20120124

Di Tugu Tani, Mereka Berpulang

Awan Mendung bergelayut hari itu
Rintik rintik hujan turun membasahi pagi
Mengantar jasad jasad itu kembali ke liang lahat
Seolah,
Alam pun berat menghadapi kenyataan ini

Di hari sebelumnya, peristiwa tragis itu terjadi
Sekelompok pemuda pengumbar hawa nafsu, hamba para setan.
Merenggut mimpi mereka
Cita cita, asa, cinta dan kasih, hilang melayang di jalan itu


Songsonglah hari esok tanpa dendam
Akan sangat berat untuk kalian pikul sendirian
Biar Tuhan dan Alam yang akan membalasnya
Dan teruslah bermain bola :)

Yogyakarta, 24012012 21:38

(Teruntuk kalian, semoga arwah kalian diterima di tempat terindah di sisiNya)

3 komentar:

  1. Anonim21.55.00

    dan mereka masih bocah, terlalu satir akhir ceritanya, sementara sang budak methampetamin sibuk mencari pembenaran dan keringanan atas yang telah dilakukannya.
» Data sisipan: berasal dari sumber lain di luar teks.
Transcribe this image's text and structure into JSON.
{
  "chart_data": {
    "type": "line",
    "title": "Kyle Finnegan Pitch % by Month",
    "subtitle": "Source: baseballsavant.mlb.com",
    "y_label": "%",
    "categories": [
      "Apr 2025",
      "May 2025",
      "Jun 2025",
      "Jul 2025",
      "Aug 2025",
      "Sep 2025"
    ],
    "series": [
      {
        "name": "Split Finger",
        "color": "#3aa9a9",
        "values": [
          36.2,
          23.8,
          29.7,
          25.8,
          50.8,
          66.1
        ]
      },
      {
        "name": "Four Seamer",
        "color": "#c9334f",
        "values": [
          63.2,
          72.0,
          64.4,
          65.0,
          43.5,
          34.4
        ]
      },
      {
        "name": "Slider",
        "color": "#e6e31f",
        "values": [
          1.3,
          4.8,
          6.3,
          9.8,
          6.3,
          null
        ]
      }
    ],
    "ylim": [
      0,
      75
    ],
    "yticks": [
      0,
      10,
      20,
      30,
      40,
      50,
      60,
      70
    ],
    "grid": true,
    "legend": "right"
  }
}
    dongeng yang selalu terulang di negeri berjuta ironi ini

    BalasHapus
    Balasan
    1. ya mimpi mereka direnggut oleh hawa nafsu para budak setan. Next time aku bikin post tentang mereka para budak.

      Hapus
  2. Anonim01.05.00

    Budak kbnyakan makan, ratu itu. Ratu kegelapan.